Mr McGrath added: “We are extremely concerned that the most vulnerable people in our community are being disadvantaged by this decision.

“The NHS must be made more efficient and budgets must be balanced but our children’s health must be the highest priority.”

However, Eastern Cheshire CCG said it invested £2m in CAMHS last financial year and was maintaining that investment this year “despite increasing financial pressure”.

Chief officer Jerry Hawker said there was “confusion” over the CCG’s financial plans for CAMHS services during the current financial year, but an increase in investment could not be maintained.

He added: “The CCG understands that, in publishing its financial plans for 2016-17, some confusion has arisen over its funding and investment in CAHMS.
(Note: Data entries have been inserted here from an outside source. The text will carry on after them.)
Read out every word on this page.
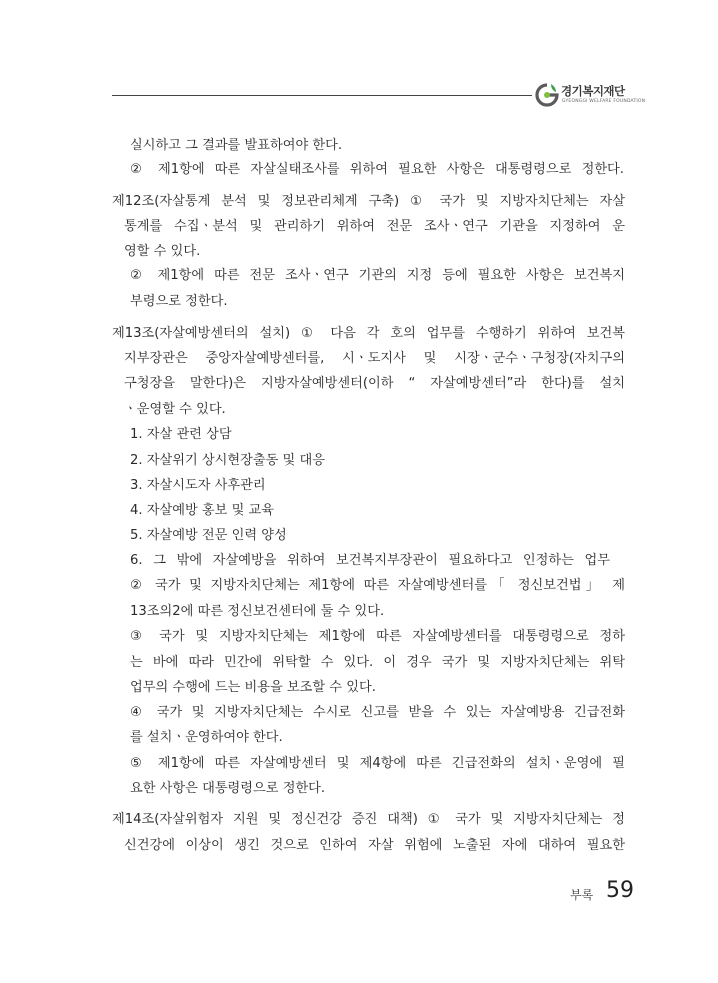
경기복지재단
GYEONGGI WELFARE FOUNDATION
실시하고 그 결과를 발표하여야 한다.
② 제1항에 따른 자살실태조사를 위하여 필요한 사항은 대통령령으로 정한다.
제12조(자살통계 분석 및 정보관리체계 구축) ① 국가 및 지방자치단체는 자살
통계를 수집ㆍ분석 및 관리하기 위하여 전문 조사ㆍ연구 기관을 지정하여 운
영할 수 있다.
② 제1항에 따른 전문 조사ㆍ연구 기관의 지정 등에 필요한 사항은 보건복지
부령으로 정한다.
제13조(자살예방센터의 설치) ① 다음 각 호의 업무를 수행하기 위하여 보건복
지부장관은 중앙자살예방센터를, 시ㆍ도지사 및 시장ㆍ군수ㆍ구청장(자치구의
구청장을 말한다)은 지방자살예방센터(이하 “ 자살예방센터”라 한다)를 설치
ㆍ운영할 수 있다.
1. 자살 관련 상담
2. 자살위기 상시현장출동 및 대응
3. 자살시도자 사후관리
4. 자살예방 홍보 및 교육
5. 자살예방 전문 인력 양성
6. 그 밖에 자살예방을 위하여 보건복지부장관이 필요하다고 인정하는 업무
② 국가 및 지방자치단체는 제1항에 따른 자살예방센터를「 정신보건법」 제
13조의2에 따른 정신보건센터에 둘 수 있다.
③ 국가 및 지방자치단체는 제1항에 따른 자살예방센터를 대통령령으로 정하
는 바에 따라 민간에 위탁할 수 있다. 이 경우 국가 및 지방자치단체는 위탁
업무의 수행에 드는 비용을 보조할 수 있다.
④ 국가 및 지방자치단체는 수시로 신고를 받을 수 있는 자살예방용 긴급전화
를 설치ㆍ운영하여야 한다.
⑤ 제1항에 따른 자살예방센터 및 제4항에 따른 긴급전화의 설치ㆍ운영에 필
요한 사항은 대통령령으로 정한다.
제14조(자살위험자 지원 및 정신건강 증진 대책) ① 국가 및 지방자치단체는 정
신건강에 이상이 생긴 것으로 인하여 자살 위험에 노출된 자에 대하여 필요한
부록 59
“We acknowledge that, given the increase in investment in 2015-16, similar levels of new investment cannot be maintained in 2016-17.

“This is why the CCG is working openly and transparently with the public to balance the need for significant savings while continuing to invest in its priorities.”

A spokeswoman for the NHS England Cheshire and Merseyside team said Eastern Cheshire CCG had met the requirement to spend more on mental health each year for 2015-16 and had plans to do so again in 2016-17.

She added: “The CCG has a statutory duty to live within its financial allocation and its expenditure plans for 2016-17 exceed its allocation.

“It is not accurate to state that NHS England has forced the CCG to redirect funding and is preventing them from spending money that was intended for CAMHS.

“It is for the CCG to decide the actions required to meet its financial and statutory obligations.”